Podemos usar el otro notebook de este repositorio [workflow.ipynb](workflow.ipynb) para implementar su propio modelo de ML y desplegarlo como parte de esta pipeline.

## Cleanup

Ejecute la siguiente celda para eliminar los stacks creados en el pipeline.
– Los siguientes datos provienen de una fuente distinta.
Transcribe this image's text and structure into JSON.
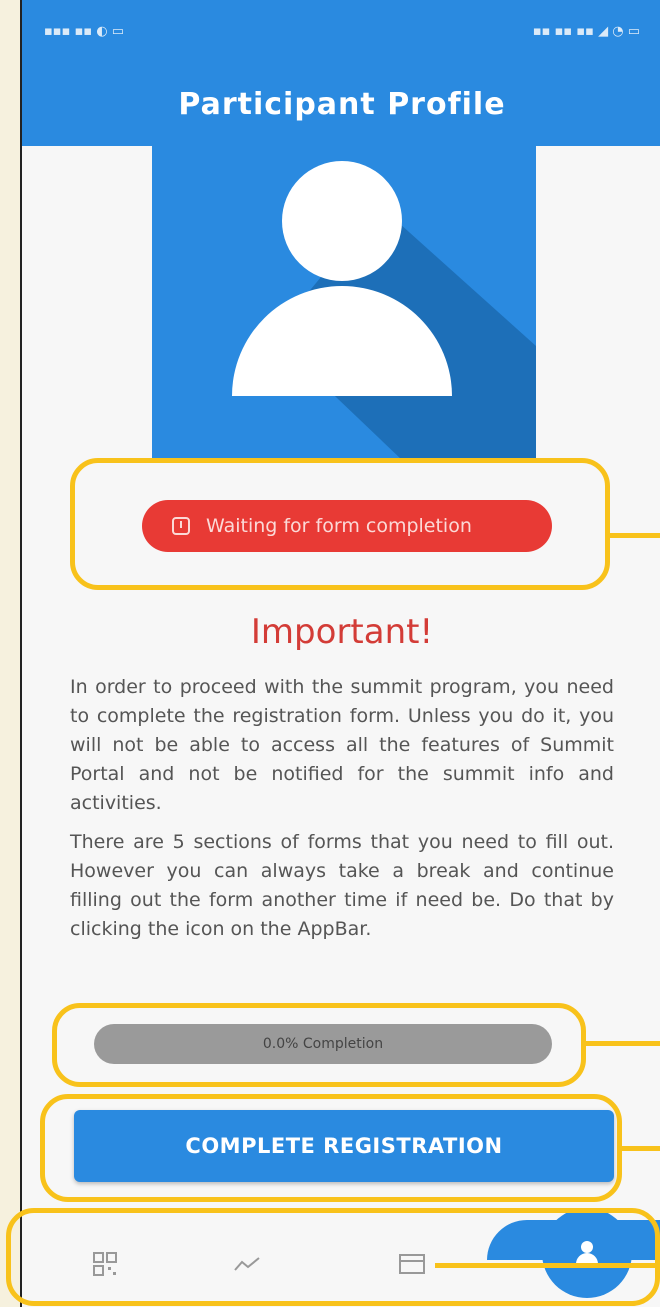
{
  "appbar": {
    "title": "Participant Profile"
  },
  "status_chip": {
    "label": "Waiting for form completion"
  },
  "notice": {
    "heading": "Important!",
    "paragraph_1": "In order to proceed with the summit program, you need to complete the registration form. Unless you do it, you will not be able to access all the features of Summit Portal and not be notified for the summit info and activities.",
    "paragraph_2": "There are 5 sections of forms that you need to fill out. However you can always take a break and continue filling out the form another time if need be. Do that by clicking the icon on the AppBar."
  },
  "progress": {
    "label": "0.0% Completion",
    "value": 0.0
  },
  "cta": {
    "label": "COMPLETE REGISTRATION"
  },
  "bottom_nav": {
    "items": [
      {
        "icon": "qr-code-icon"
      },
      {
        "icon": "activity-chart-icon"
      },
      {
        "icon": "card-icon"
      },
      {
        "icon": "person-icon",
        "active": true
      }
    ]
  },
  "colors": {
    "primary": "#2a8ae0",
    "alert": "#e83a35",
    "highlight": "#f8c21b",
    "background": "#f7f7f7"
  }
}
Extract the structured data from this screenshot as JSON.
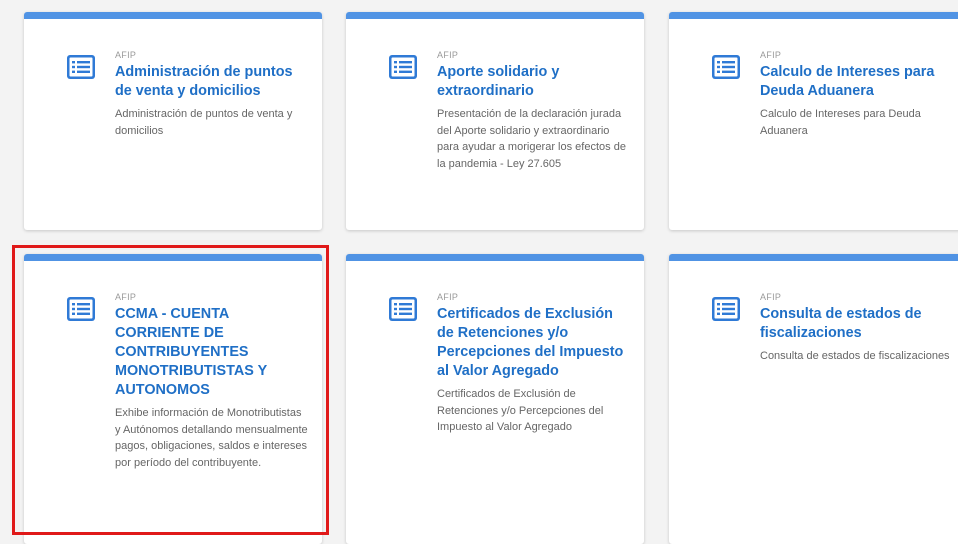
{
  "theme": {
    "accent": "#5093e4",
    "title_color": "#1f6fc6",
    "highlight_color": "#e01919"
  },
  "cards": [
    {
      "provider": "AFIP",
      "icon": "list-document-icon",
      "title": "Administración de puntos de venta y domicilios",
      "description": "Administración de puntos de venta y domicilios"
    },
    {
      "provider": "AFIP",
      "icon": "list-document-icon",
      "title": "Aporte solidario y extraordinario",
      "description": "Presentación de la declaración jurada del Aporte solidario y extraordinario para ayudar a morigerar los efectos de la pandemia - Ley 27.605"
    },
    {
      "provider": "AFIP",
      "icon": "list-document-icon",
      "title": "Calculo de Intereses para Deuda Aduanera",
      "description": "Calculo de Intereses para Deuda Aduanera"
    },
    {
      "provider": "AFIP",
      "icon": "list-document-icon",
      "title": "CCMA - CUENTA CORRIENTE DE CONTRIBUYENTES MONOTRIBUTISTAS Y AUTONOMOS",
      "description": "Exhibe información de Monotributistas y Autónomos detallando mensualmente pagos, obligaciones, saldos e intereses por período del contribuyente.",
      "highlighted": true
    },
    {
      "provider": "AFIP",
      "icon": "list-document-icon",
      "title": "Certificados de Exclusión de Retenciones y/o Percepciones del Impuesto al Valor Agregado",
      "description": "Certificados de Exclusión de Retenciones y/o Percepciones del Impuesto al Valor Agregado"
    },
    {
      "provider": "AFIP",
      "icon": "list-document-icon",
      "title": "Consulta de estados de fiscalizaciones",
      "description": "Consulta de estados de fiscalizaciones"
    }
  ]
}
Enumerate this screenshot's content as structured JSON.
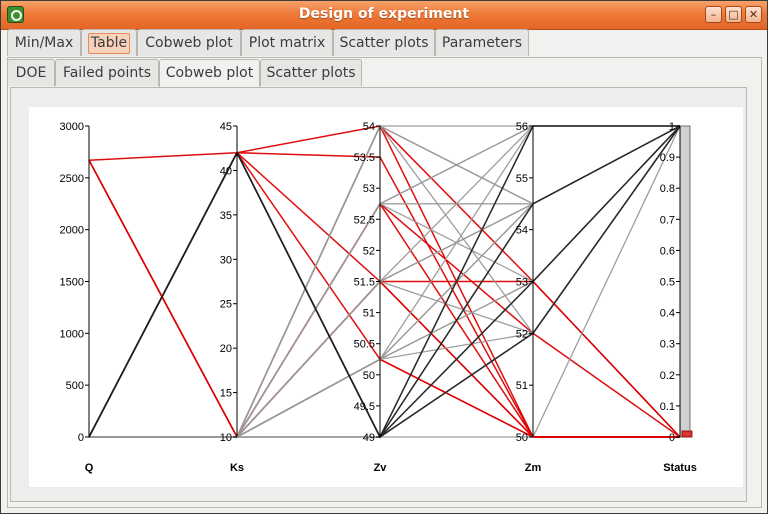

Para un nombre de modelo de **nyctaxi**, estos serían:

1. *nyctaxi*-deploy-prd
2. *nyctaxi*-deploy-dev
3. *nyctaxi*-workflow
4. sagemaker-custom-resource

In [None]:
cfn = boto3.client('cloudformation')

# Delete the prod and then dev stack
for stack_name in [f'{pipeline_name}-deploy-prd', 
                   f'{pipeline_name}-deploy-dev',
                   f'{pipeline_name}-workflow',
                   'sagemaker-custom-resource']:
    print('Deleting stack: {}'.format(stack_name))
    cfn.delete_stack(StackName=stack_name)
    cfn.get_waiter('stack_delete_complete').wait(StackName=stack_name)

El siguiente código eliminará el dashboard.

In [None]:
cloudwatch.delete_dashboards(DashboardNames=[dashboard_name])
print("Dashboard deleted")

Finalmente, cerramos este notebook y podremos eliminar el CloudFormation que creamos para iniciar esta demo.